Once the novelty of the dangling actors has subsided this is actually a pretty static production. Attempts have been made to counter this. Hales includes two scenes where his characters tell stories about their loved ones and the actors are lowered to the floor to interact with them. While these scenes inject movement into the piece they also break the plays particular rhythm and end up detracting from rather than adding to proceedings. The addition of a third climber midway through causes a further shift in dynamics that the play doesnt quite recover from.
While Hales displays a good ear for the natural flow of conversation and an appealing feel for the blackly comic, Ali Taylor, whos Overspill was the second play of the evening, revels in the poetic. His previous play, Cotton Wool (staged recently at Theatre 503) displayed a real affinity with language, a lyrical quality, and this piece does too. But whereas the former play made great use of Scottish accents, Overspill concerns a trio of south London lads, Bromley boys, out for a night on the town. From the outset he captures the driving, pulsing rhythms of an evening out with the lads: the mimicry, the mockery, the strong sense of weekly routine.
Fast paced and pulsing, he paints a convincing picture of a night out in Bromley (though, as Eldridge pointed out, it could just as easily apply to any urban area, it is both specific Lewisham gets a dissing and universal). The boys rattle of local landmarks: Greggs and Rymans, the Slug and Lettuce, as they prowl the town. And then there is an explosion, slow motion and white light, and the play becomes a different thing, a tale of terrorism, paranoia and vengeance it plunges into the dark.
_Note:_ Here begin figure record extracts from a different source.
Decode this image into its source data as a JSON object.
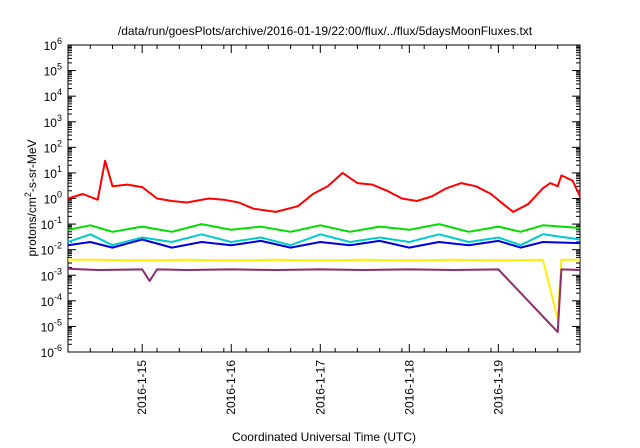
{
  "chart_data": {
    "type": "line",
    "title": "/data/run/goesPlots/archive/2016-01-19/22:00/flux/../flux/5daysMoonFluxes.txt",
    "xlabel": "Coordinated Universal Time (UTC)",
    "ylabel_parts": {
      "pre": "protons/cm",
      "sup": "2",
      "post": "-s-sr-MeV"
    },
    "xlim": [
      "2016-01-14 04:00",
      "2016-01-19 22:00"
    ],
    "ylim_exponent": [
      -6,
      6
    ],
    "y_scale": "log",
    "y_tick_base": "10",
    "y_tick_exponents": [
      "-6",
      "-5",
      "-4",
      "-3",
      "-2",
      "-1",
      "0",
      "1",
      "2",
      "3",
      "4",
      "5",
      "6"
    ],
    "x_tick_dates": [
      "2016-1-15",
      "2016-1-16",
      "2016-1-17",
      "2016-1-18",
      "2016-1-19"
    ],
    "grid": false,
    "legend": "none",
    "series": [
      {
        "color": "#ff0000",
        "points": [
          [
            "2016-01-14 04:00",
            1.0
          ],
          [
            "2016-01-14 08:00",
            1.5
          ],
          [
            "2016-01-14 12:00",
            0.9
          ],
          [
            "2016-01-14 14:00",
            30
          ],
          [
            "2016-01-14 16:00",
            3.0
          ],
          [
            "2016-01-14 20:00",
            3.5
          ],
          [
            "2016-01-15 00:00",
            2.8
          ],
          [
            "2016-01-15 04:00",
            1.0
          ],
          [
            "2016-01-15 08:00",
            0.8
          ],
          [
            "2016-01-15 12:00",
            0.7
          ],
          [
            "2016-01-15 18:00",
            1.0
          ],
          [
            "2016-01-15 22:00",
            0.9
          ],
          [
            "2016-01-16 02:00",
            0.7
          ],
          [
            "2016-01-16 06:00",
            0.4
          ],
          [
            "2016-01-16 12:00",
            0.3
          ],
          [
            "2016-01-16 18:00",
            0.5
          ],
          [
            "2016-01-16 22:00",
            1.5
          ],
          [
            "2016-01-17 02:00",
            3.0
          ],
          [
            "2016-01-17 06:00",
            10
          ],
          [
            "2016-01-17 10:00",
            4.0
          ],
          [
            "2016-01-17 14:00",
            3.5
          ],
          [
            "2016-01-17 18:00",
            2.0
          ],
          [
            "2016-01-17 22:00",
            1.0
          ],
          [
            "2016-01-18 02:00",
            0.8
          ],
          [
            "2016-01-18 06:00",
            1.2
          ],
          [
            "2016-01-18 10:00",
            2.5
          ],
          [
            "2016-01-18 14:00",
            4.0
          ],
          [
            "2016-01-18 18:00",
            3.0
          ],
          [
            "2016-01-18 22:00",
            1.5
          ],
          [
            "2016-01-19 02:00",
            0.5
          ],
          [
            "2016-01-19 04:00",
            0.3
          ],
          [
            "2016-01-19 08:00",
            0.6
          ],
          [
            "2016-01-19 12:00",
            2.5
          ],
          [
            "2016-01-19 14:00",
            4.0
          ],
          [
            "2016-01-19 16:00",
            3.0
          ],
          [
            "2016-01-19 17:00",
            8.0
          ],
          [
            "2016-01-19 20:00",
            5.0
          ],
          [
            "2016-01-19 22:00",
            1.2
          ]
        ]
      },
      {
        "color": "#00dd00",
        "points": [
          [
            "2016-01-14 04:00",
            0.06
          ],
          [
            "2016-01-14 10:00",
            0.09
          ],
          [
            "2016-01-14 16:00",
            0.05
          ],
          [
            "2016-01-15 00:00",
            0.08
          ],
          [
            "2016-01-15 08:00",
            0.05
          ],
          [
            "2016-01-15 16:00",
            0.1
          ],
          [
            "2016-01-16 00:00",
            0.06
          ],
          [
            "2016-01-16 08:00",
            0.08
          ],
          [
            "2016-01-16 16:00",
            0.05
          ],
          [
            "2016-01-17 00:00",
            0.09
          ],
          [
            "2016-01-17 08:00",
            0.05
          ],
          [
            "2016-01-17 16:00",
            0.08
          ],
          [
            "2016-01-18 00:00",
            0.06
          ],
          [
            "2016-01-18 08:00",
            0.1
          ],
          [
            "2016-01-18 16:00",
            0.05
          ],
          [
            "2016-01-19 00:00",
            0.08
          ],
          [
            "2016-01-19 06:00",
            0.05
          ],
          [
            "2016-01-19 12:00",
            0.09
          ],
          [
            "2016-01-19 22:00",
            0.07
          ]
        ]
      },
      {
        "color": "#00cccc",
        "points": [
          [
            "2016-01-14 04:00",
            0.02
          ],
          [
            "2016-01-14 10:00",
            0.04
          ],
          [
            "2016-01-14 16:00",
            0.015
          ],
          [
            "2016-01-15 00:00",
            0.03
          ],
          [
            "2016-01-15 08:00",
            0.02
          ],
          [
            "2016-01-15 16:00",
            0.04
          ],
          [
            "2016-01-16 00:00",
            0.02
          ],
          [
            "2016-01-16 08:00",
            0.03
          ],
          [
            "2016-01-16 16:00",
            0.015
          ],
          [
            "2016-01-17 00:00",
            0.04
          ],
          [
            "2016-01-17 08:00",
            0.02
          ],
          [
            "2016-01-17 16:00",
            0.03
          ],
          [
            "2016-01-18 00:00",
            0.02
          ],
          [
            "2016-01-18 08:00",
            0.04
          ],
          [
            "2016-01-18 16:00",
            0.02
          ],
          [
            "2016-01-19 00:00",
            0.03
          ],
          [
            "2016-01-19 06:00",
            0.015
          ],
          [
            "2016-01-19 12:00",
            0.04
          ],
          [
            "2016-01-19 22:00",
            0.025
          ]
        ]
      },
      {
        "color": "#0000dd",
        "points": [
          [
            "2016-01-14 04:00",
            0.015
          ],
          [
            "2016-01-14 10:00",
            0.02
          ],
          [
            "2016-01-14 16:00",
            0.012
          ],
          [
            "2016-01-15 00:00",
            0.025
          ],
          [
            "2016-01-15 08:00",
            0.012
          ],
          [
            "2016-01-15 16:00",
            0.02
          ],
          [
            "2016-01-16 00:00",
            0.015
          ],
          [
            "2016-01-16 08:00",
            0.022
          ],
          [
            "2016-01-16 16:00",
            0.012
          ],
          [
            "2016-01-17 00:00",
            0.02
          ],
          [
            "2016-01-17 08:00",
            0.015
          ],
          [
            "2016-01-17 16:00",
            0.022
          ],
          [
            "2016-01-18 00:00",
            0.012
          ],
          [
            "2016-01-18 08:00",
            0.02
          ],
          [
            "2016-01-18 16:00",
            0.015
          ],
          [
            "2016-01-19 00:00",
            0.022
          ],
          [
            "2016-01-19 06:00",
            0.012
          ],
          [
            "2016-01-19 12:00",
            0.02
          ],
          [
            "2016-01-19 22:00",
            0.018
          ]
        ]
      },
      {
        "color": "#ffee00",
        "points": [
          [
            "2016-01-14 04:00",
            0.004
          ],
          [
            "2016-01-14 12:00",
            0.004
          ],
          [
            "2016-01-15 00:00",
            0.0038
          ],
          [
            "2016-01-15 12:00",
            0.004
          ],
          [
            "2016-01-16 00:00",
            0.0038
          ],
          [
            "2016-01-16 12:00",
            0.004
          ],
          [
            "2016-01-17 00:00",
            0.0038
          ],
          [
            "2016-01-17 12:00",
            0.004
          ],
          [
            "2016-01-18 00:00",
            0.0038
          ],
          [
            "2016-01-18 12:00",
            0.004
          ],
          [
            "2016-01-19 00:00",
            0.0038
          ],
          [
            "2016-01-19 12:00",
            0.004
          ],
          [
            "2016-01-19 16:00",
            2e-05
          ],
          [
            "2016-01-19 17:00",
            0.004
          ],
          [
            "2016-01-19 22:00",
            0.004
          ]
        ]
      },
      {
        "color": "#8b2c6e",
        "points": [
          [
            "2016-01-14 04:00",
            0.0018
          ],
          [
            "2016-01-14 12:00",
            0.0016
          ],
          [
            "2016-01-15 00:00",
            0.0017
          ],
          [
            "2016-01-15 02:00",
            0.0006
          ],
          [
            "2016-01-15 04:00",
            0.0017
          ],
          [
            "2016-01-15 12:00",
            0.0016
          ],
          [
            "2016-01-16 00:00",
            0.0017
          ],
          [
            "2016-01-16 12:00",
            0.0016
          ],
          [
            "2016-01-17 00:00",
            0.0017
          ],
          [
            "2016-01-17 12:00",
            0.0016
          ],
          [
            "2016-01-18 00:00",
            0.0017
          ],
          [
            "2016-01-18 12:00",
            0.0016
          ],
          [
            "2016-01-19 00:00",
            0.0017
          ],
          [
            "2016-01-19 16:00",
            6e-06
          ],
          [
            "2016-01-19 17:00",
            0.0017
          ],
          [
            "2016-01-19 22:00",
            0.0016
          ]
        ]
      }
    ]
  }
}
If coherence suffers somewhat as a result, at least the atmosphere of the piece and the inventiveness of the language are maintained until the end.
Both plays are very well acted, with Adam Sopp as the unfortunate Frank in [in parenthesis] and Syrus Lowe as Baron, the more morally grounded of the three lads in Overspill, leaving the most lasting impression. And while neither play is in itself perfect, both have their strengths and speak of considerable talent. In the end it is Taylor’s thats seems the most complete, the most successfully developed, a treat of thing, witty, punchy and near musical in its use of words.